The veiling power (avritti), is the power of Tamas, which makes things appear to be other than what they actually are. It causes man‘s repeated transmigration and initiates the action of the projecting power(rajas).
Even the wise and the learned, and those who are expert in the understanding of the supremely subtle meaning of the scriptures, are overpowered by tamas and cannot comprehend Truth, even though It is clearly explained in various ways. They consider as real what is simply superimposed by delusion and attach themselves to its effects. Alas! How powerful is the great veiling power of dreadful tamas!
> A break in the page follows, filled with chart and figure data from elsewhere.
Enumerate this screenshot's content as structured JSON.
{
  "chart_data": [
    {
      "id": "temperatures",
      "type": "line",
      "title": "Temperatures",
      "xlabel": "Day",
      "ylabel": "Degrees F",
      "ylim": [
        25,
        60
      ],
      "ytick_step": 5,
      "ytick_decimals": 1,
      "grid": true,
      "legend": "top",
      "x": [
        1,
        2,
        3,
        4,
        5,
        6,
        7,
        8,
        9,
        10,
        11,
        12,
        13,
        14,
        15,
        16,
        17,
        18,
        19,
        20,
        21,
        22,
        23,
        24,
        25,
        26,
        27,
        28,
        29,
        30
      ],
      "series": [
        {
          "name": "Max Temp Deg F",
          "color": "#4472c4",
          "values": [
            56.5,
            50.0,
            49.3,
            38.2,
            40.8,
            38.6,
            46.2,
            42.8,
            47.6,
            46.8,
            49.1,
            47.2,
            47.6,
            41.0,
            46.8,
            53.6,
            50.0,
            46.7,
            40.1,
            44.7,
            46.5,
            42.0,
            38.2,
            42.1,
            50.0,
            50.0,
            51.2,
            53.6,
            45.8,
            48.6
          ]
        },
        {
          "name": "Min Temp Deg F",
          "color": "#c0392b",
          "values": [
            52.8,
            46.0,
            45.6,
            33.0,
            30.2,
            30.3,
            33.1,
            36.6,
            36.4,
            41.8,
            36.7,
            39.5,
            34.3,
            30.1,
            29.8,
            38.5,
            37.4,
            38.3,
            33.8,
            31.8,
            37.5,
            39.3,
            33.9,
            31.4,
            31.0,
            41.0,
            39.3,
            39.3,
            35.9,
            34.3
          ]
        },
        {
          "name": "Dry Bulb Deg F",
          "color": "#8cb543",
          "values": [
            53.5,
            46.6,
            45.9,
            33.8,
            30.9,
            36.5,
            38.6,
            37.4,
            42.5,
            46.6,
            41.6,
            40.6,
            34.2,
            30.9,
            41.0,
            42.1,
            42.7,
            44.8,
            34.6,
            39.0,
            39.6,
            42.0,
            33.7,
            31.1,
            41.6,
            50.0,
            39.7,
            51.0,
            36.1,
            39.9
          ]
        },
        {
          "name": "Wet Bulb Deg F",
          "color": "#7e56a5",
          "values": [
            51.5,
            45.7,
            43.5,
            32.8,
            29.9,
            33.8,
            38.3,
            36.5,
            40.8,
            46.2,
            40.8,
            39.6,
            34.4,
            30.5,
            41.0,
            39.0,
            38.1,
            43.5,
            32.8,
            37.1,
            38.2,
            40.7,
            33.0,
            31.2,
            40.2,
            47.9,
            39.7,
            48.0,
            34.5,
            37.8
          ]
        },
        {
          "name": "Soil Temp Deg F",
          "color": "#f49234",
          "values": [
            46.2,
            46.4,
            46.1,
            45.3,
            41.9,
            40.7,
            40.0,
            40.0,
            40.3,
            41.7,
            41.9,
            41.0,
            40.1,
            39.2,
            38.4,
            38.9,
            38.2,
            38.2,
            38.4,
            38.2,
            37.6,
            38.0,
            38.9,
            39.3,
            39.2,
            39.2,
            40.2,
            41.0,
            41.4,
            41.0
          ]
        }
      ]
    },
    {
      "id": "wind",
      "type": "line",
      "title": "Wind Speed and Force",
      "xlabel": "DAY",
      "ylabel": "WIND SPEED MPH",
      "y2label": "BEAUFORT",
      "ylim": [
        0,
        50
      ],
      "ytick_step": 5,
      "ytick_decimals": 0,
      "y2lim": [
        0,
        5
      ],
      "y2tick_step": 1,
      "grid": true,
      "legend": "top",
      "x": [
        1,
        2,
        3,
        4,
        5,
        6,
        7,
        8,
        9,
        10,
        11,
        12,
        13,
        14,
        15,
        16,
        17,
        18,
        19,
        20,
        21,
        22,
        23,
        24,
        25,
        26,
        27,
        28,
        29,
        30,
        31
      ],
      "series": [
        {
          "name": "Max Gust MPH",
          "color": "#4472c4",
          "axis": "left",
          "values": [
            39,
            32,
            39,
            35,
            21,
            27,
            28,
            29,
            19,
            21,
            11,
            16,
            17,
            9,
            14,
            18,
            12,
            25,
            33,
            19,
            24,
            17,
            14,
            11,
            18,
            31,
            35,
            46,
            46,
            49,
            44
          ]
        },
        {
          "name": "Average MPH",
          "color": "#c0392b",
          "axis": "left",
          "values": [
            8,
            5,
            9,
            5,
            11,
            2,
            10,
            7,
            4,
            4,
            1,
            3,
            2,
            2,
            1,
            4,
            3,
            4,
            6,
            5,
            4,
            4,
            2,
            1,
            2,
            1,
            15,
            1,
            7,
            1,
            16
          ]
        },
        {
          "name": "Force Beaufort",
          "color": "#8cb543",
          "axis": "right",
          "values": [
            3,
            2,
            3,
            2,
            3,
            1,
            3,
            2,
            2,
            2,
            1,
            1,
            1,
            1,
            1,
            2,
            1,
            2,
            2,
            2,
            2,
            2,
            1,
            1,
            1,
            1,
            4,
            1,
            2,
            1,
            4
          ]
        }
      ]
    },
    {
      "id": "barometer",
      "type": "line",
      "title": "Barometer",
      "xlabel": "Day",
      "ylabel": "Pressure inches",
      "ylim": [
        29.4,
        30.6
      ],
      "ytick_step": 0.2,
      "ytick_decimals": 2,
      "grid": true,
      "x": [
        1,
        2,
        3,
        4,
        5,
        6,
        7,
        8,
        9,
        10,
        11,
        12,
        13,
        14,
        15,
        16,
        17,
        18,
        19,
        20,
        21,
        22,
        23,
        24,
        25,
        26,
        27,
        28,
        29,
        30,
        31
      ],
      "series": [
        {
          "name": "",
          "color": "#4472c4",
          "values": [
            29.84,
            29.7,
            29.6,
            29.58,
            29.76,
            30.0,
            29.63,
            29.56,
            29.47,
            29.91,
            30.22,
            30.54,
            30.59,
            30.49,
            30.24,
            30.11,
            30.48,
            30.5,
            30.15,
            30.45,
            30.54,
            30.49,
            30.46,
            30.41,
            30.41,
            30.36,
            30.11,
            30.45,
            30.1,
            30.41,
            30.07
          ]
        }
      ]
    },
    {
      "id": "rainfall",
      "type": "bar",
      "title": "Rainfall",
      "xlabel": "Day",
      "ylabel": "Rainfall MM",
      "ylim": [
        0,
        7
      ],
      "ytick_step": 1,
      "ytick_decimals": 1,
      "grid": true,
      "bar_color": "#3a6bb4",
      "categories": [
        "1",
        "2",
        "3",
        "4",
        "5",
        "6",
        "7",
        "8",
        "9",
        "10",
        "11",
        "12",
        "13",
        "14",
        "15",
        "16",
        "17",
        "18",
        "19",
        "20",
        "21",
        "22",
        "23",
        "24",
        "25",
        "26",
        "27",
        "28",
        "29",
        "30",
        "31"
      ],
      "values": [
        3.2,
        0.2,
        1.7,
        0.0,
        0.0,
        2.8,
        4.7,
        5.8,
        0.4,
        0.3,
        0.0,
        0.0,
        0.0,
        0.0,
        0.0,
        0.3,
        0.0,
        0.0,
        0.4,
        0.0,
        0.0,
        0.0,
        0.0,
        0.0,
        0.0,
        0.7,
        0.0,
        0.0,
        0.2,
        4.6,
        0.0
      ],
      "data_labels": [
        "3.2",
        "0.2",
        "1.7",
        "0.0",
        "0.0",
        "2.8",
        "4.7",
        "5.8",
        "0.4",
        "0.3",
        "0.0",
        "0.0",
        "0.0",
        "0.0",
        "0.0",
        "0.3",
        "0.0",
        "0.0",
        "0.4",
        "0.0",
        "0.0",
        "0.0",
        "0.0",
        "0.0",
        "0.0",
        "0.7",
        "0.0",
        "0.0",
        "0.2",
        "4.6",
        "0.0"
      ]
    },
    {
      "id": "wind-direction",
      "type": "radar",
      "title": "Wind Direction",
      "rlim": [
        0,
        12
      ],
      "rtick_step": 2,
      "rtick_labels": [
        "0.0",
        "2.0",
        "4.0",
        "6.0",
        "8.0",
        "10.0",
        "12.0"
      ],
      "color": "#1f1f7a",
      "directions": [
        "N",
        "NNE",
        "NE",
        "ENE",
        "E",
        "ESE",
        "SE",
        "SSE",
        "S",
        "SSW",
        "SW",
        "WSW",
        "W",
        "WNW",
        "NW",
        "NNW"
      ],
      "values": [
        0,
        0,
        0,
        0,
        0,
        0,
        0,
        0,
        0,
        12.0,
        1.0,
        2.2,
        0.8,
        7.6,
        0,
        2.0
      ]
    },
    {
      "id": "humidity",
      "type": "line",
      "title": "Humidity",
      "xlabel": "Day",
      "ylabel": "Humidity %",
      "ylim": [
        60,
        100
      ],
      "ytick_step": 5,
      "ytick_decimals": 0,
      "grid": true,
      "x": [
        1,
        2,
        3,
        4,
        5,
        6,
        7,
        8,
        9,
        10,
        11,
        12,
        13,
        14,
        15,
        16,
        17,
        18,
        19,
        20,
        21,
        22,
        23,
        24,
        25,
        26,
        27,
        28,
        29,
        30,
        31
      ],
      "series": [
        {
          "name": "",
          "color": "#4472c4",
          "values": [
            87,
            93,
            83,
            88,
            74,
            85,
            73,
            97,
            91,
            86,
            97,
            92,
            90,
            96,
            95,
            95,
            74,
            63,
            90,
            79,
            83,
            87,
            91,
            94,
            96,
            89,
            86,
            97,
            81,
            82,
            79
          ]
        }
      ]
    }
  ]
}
Absence of correct judgment, contrary judgment, lack of definite belief and doubt—certainly these never leave one who has any connection with this veiling power; also, the projecting power (rajas) gives endless trouble (as long as tamas prevails).
Ignorance, laziness, dullness, sleep, inadvertence, stupidity etc., are the attributes of tamas. One tied up with these cannot comprehend anything, but remains like one asleep, or like a stump of wood or a block of stone.
Pure sattva is like clear water, yet in combination with rajas and tamas, it provides for transmigration. But when the light of the Self gets reflected in sattva alone, then, like the sun reveals the entire world of objects, it reveals the path to realization.
The characteristics of mixed sattva (dominating sattva mixed with the two other gunas) are utter absence of pride etc., yama, niyama etc., and also faith, devotion, yearning for liberation, the divine tendencies, and a natural turning away from everything unreal.
The characteristics of pure sattva are cheerfulness, selfrealization, supreme peace, contentment, bliss, and a steady abidance in the supreme Self, by which the aspirant comes to enjoy everlasting bliss.
Maya (prakriti) is described as a combination of all three gunas ... The whole universe is due to the effect of Maya — from Mahat down to the gross body. Know that these and Maya itself are the non-self — therefore, they are unreal, like the mirage in a desert.'
The Importance of Knowing the Three Gunas
In the Bhagavad Gita, Shri Krishna says to Arjuna:
'Be without the three gunas Arjuna.' (BG 2.45).
This is synonymous with the call to realise the Self, because only the Self, the Purusha, is without the three gunas, i.e. beyond and unaffected by them. This means: transcend the realm of the three gunas, meditate, experience pure consciousness, the reality of the Atman beyond the gunas.
Krishna, however, not only emphasises that it is necessary to go beyond the realm of the three gunas in experience, but he also emphasises that it is very important for the attainment of enlightenment to understand the three gunas at the level of knowledge, to understand their workings and their relationship to the Self (purusha):
'All actions are done by the gunas of nature (prakrti). He, whose mind is fooled by the concept of ego, thinks 'I am the doer'. But he, O mighty-armed (Arjuna), who knows that these gunas and actions are distinct from himself, and that only the gunas are acting on the gunas, is not attached. (BG 3.27-28)
He who in this way knows the Purusha (Self, Atma) and Prakriti (nature) with its gunas, in whatever condition he may be, does not enter into rebirth.' (BG 13.23)
Realising the Self and attaining eternal liberation in the state of cosmic consciousness is tantamount to establishing the discriminating knowledge between what is the Self and what is the non-self. For the required clear cognition of the realm of the non-self, a deep understanding of the philosophy of the three gunas is necessary. Thus knowledge and experience complement each other on the path to enlightenment.
In the Bhagavad Gita, chapter 14 is dedicated to the unfolding of the knowledge about the three gunas - this knowledge is expanded in chapters 17 and 18 and explained with numerous examples by Lord Krishna.